Ein Album über den Umgang des Menschen mit der Natur. Und eine (meist) einsame Wanderung von Süd- nach Nordfrankreich. Étienne Davodeau ist einer der ganz großen Comicautoren unserer Zeit. In Frankreich bereits ein Bestseller, erzählt Davodeau in seinem neuen Buch von seiner Wanderung durch die Landschaft. Er trifft Bauern und Wissenschaftler und hinterfragt mit ihnen die Beziehung zu unserer Umwelt. Eine Comicreportage über Bodennutzung, Klimawandel ​und nuklearen Abfall. (Verlagstext)

Davodeau macht sehr unterschiedliche Comics. In Lulu erzählt er von einer Frau, die sich ungefragt eine Auszeit von Job und Familie nimmt, in Der schielende Hund nimmt er auf amüsante Weise den Kunstmarkt aufs Korn, und in Die Ignoranten führt er einen Freund in die Neunte Kunst ein, während der ihm alles über Weinanbau erklärt. Im Recht der Erde wandert er alleine (das tut er gerne) durch Frankreich, um sich im nordfranzösischen Bure darüber zu informieren, weshalb ausgerechnet dort ein Atommüll-Endlager entstehen soll.
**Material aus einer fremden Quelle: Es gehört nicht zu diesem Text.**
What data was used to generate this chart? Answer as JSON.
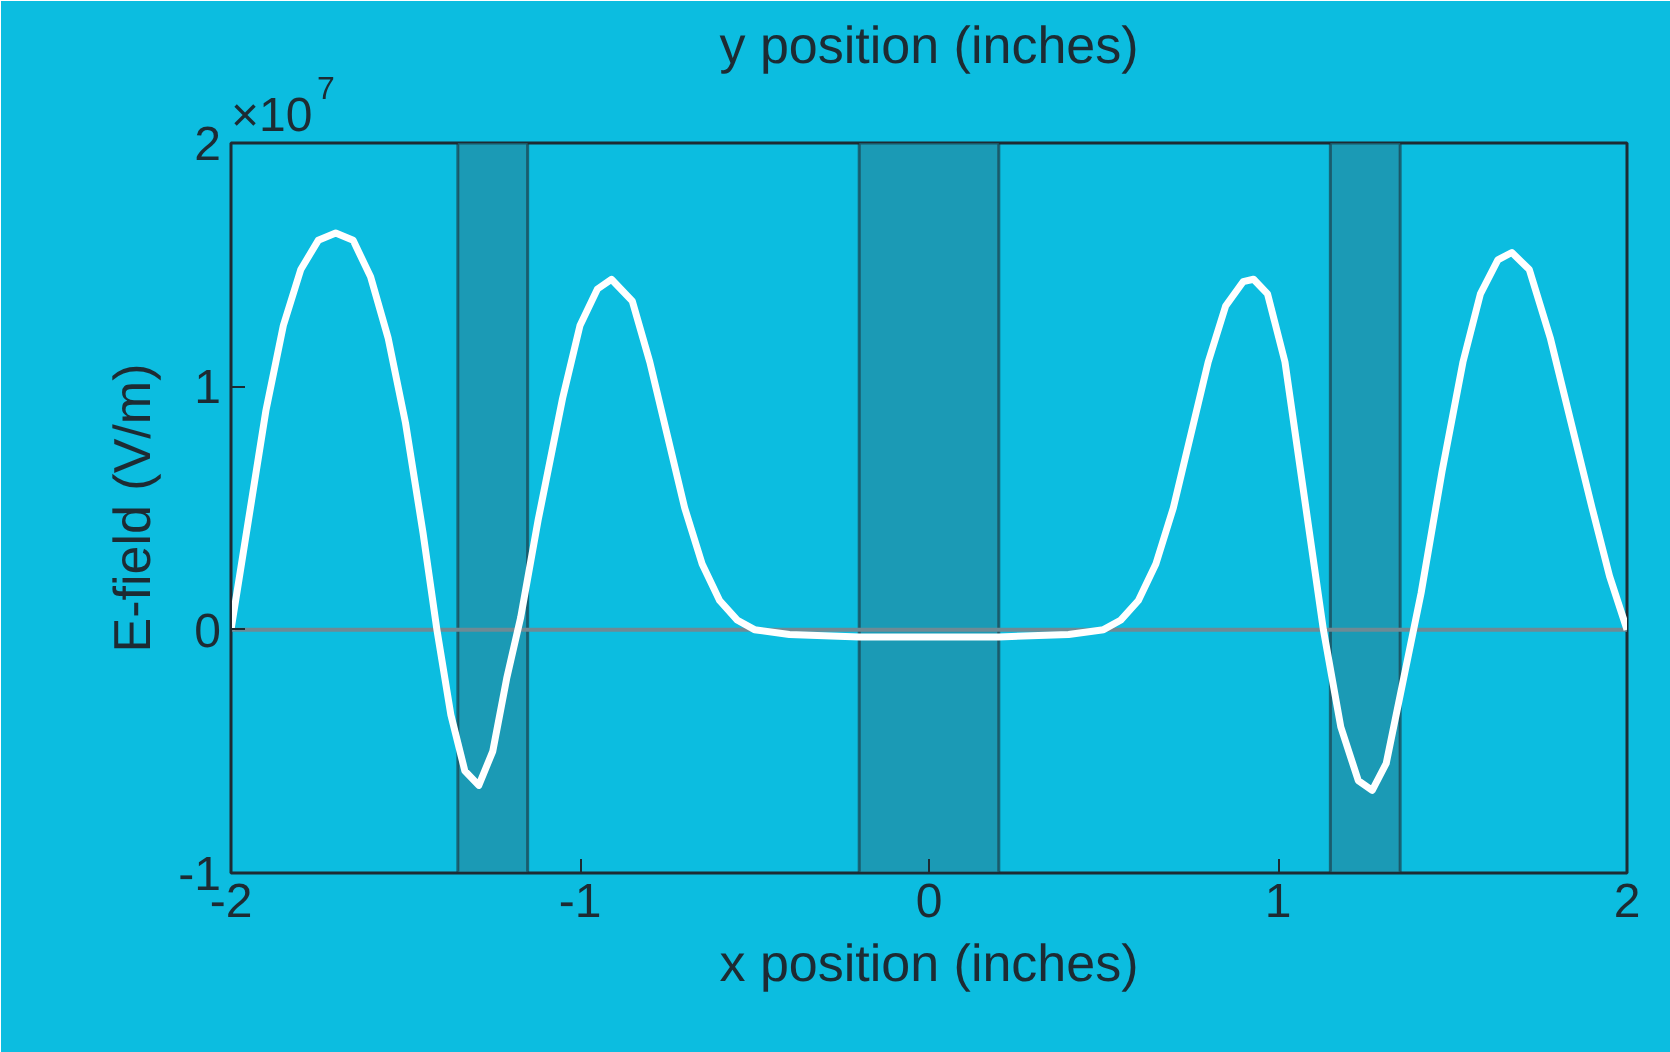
{
  "chart_data": {
    "type": "line",
    "title": "y position (inches)",
    "xlabel": "x position (inches)",
    "ylabel": "E-field (V/m)",
    "annotations": [
      "×10$^{7}$"
    ],
    "x": [
      -2,
      -1.95,
      -1.9,
      -1.85,
      -1.8,
      -1.75,
      -1.7,
      -1.65,
      -1.6,
      -1.55,
      -1.5,
      -1.45,
      -1.41,
      -1.37,
      -1.33,
      -1.29,
      -1.25,
      -1.21,
      -1.17,
      -1.12,
      -1.05,
      -1.0,
      -0.95,
      -0.91,
      -0.85,
      -0.8,
      -0.75,
      -0.7,
      -0.65,
      -0.6,
      -0.55,
      -0.5,
      -0.4,
      -0.2,
      0,
      0.2,
      0.4,
      0.5,
      0.55,
      0.6,
      0.65,
      0.7,
      0.75,
      0.8,
      0.85,
      0.9,
      0.93,
      0.97,
      1.02,
      1.07,
      1.13,
      1.18,
      1.23,
      1.27,
      1.31,
      1.36,
      1.41,
      1.47,
      1.53,
      1.58,
      1.63,
      1.67,
      1.72,
      1.78,
      1.84,
      1.9,
      1.95,
      2.0
    ],
    "series": [
      {
        "color": "#ffffff",
        "values": [
          0,
          0.45,
          0.9,
          1.25,
          1.48,
          1.6,
          1.63,
          1.6,
          1.45,
          1.2,
          0.85,
          0.4,
          0,
          -0.35,
          -0.58,
          -0.64,
          -0.5,
          -0.2,
          0.05,
          0.45,
          0.95,
          1.25,
          1.4,
          1.44,
          1.35,
          1.1,
          0.8,
          0.5,
          0.27,
          0.12,
          0.04,
          0.0,
          -0.02,
          -0.03,
          -0.03,
          -0.03,
          -0.02,
          0.0,
          0.04,
          0.12,
          0.27,
          0.5,
          0.8,
          1.1,
          1.33,
          1.43,
          1.44,
          1.38,
          1.1,
          0.6,
          0,
          -0.4,
          -0.62,
          -0.66,
          -0.55,
          -0.2,
          0.15,
          0.65,
          1.1,
          1.38,
          1.52,
          1.55,
          1.48,
          1.2,
          0.85,
          0.5,
          0.22,
          0
        ]
      }
    ],
    "xlim": [
      -2,
      2
    ],
    "ylim": [
      -1,
      2
    ],
    "xticks": [
      -2,
      -1,
      0,
      1,
      2
    ],
    "yticks": [
      -1,
      0,
      1,
      2
    ],
    "grid": false,
    "marker": "none",
    "line_style": "solid",
    "ref_lines": [
      {
        "axis": "y",
        "value": 0,
        "color": "#6f8a94"
      }
    ],
    "bands": [
      {
        "axis": "x",
        "from": -1.35,
        "to": -1.15,
        "color": "#1b9ab5"
      },
      {
        "axis": "x",
        "from": -0.2,
        "to": 0.2,
        "color": "#1b9ab5"
      },
      {
        "axis": "x",
        "from": 1.15,
        "to": 1.35,
        "color": "#1b9ab5"
      }
    ]
  }
}
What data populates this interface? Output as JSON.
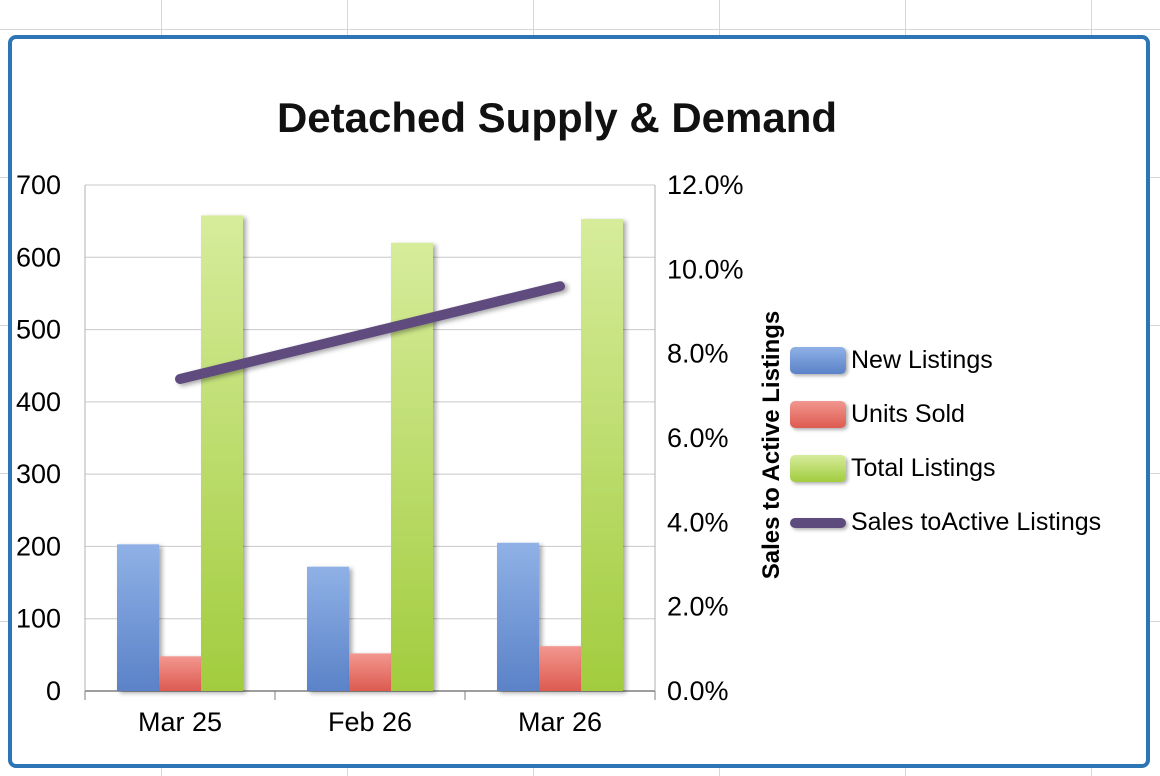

In Bure angekommen, bekommt er die Auswirkungen des Klüngels zwischen Atomindustrie und Politik hautnah zu spüren. Das Gelände wird rund um die Uhr von der Polizei überwacht, die protestierenden Menschen ebenfalls. Ihre Telefone werden 24 Stunden am Tag abgehört, jedes Gespräch mitgeschnitten, Wälder werden illegal gerodet, Demonstranten mit aberwitzigen Anschuldigungen kriminalisiert, das Büro ihrer Anwälte durch einen Brandanschlag zerstört. Staat und AKW-Mafia agieren getreu dem Motto legal illegal scheißegal.

All das – und einiges mehr, wie die Gespräche mit den Wissenschaftlern – ist sehr informativ. Aber wie Davodeau das als Comic verpackt, ist todlangweilig. Er wandert Seite um Seite einsam durch die Gegend, bringt die Schönheit der Landschaft mit seinen blassen Schwarzweißzeichnungen aber kaum rüber, und das einzige, was diese Tristesse ablöst, sind die zwischendurch eingestreuten Gespräche, die grafisch aber auch nicht viel Abwechslung bieten. Womit dieses Album ein typischer Zwitter geworden ist: inhaltlich spannend, optisch langweilig. Als Sachbuch okay, aber als Comic macht es nicht viel her.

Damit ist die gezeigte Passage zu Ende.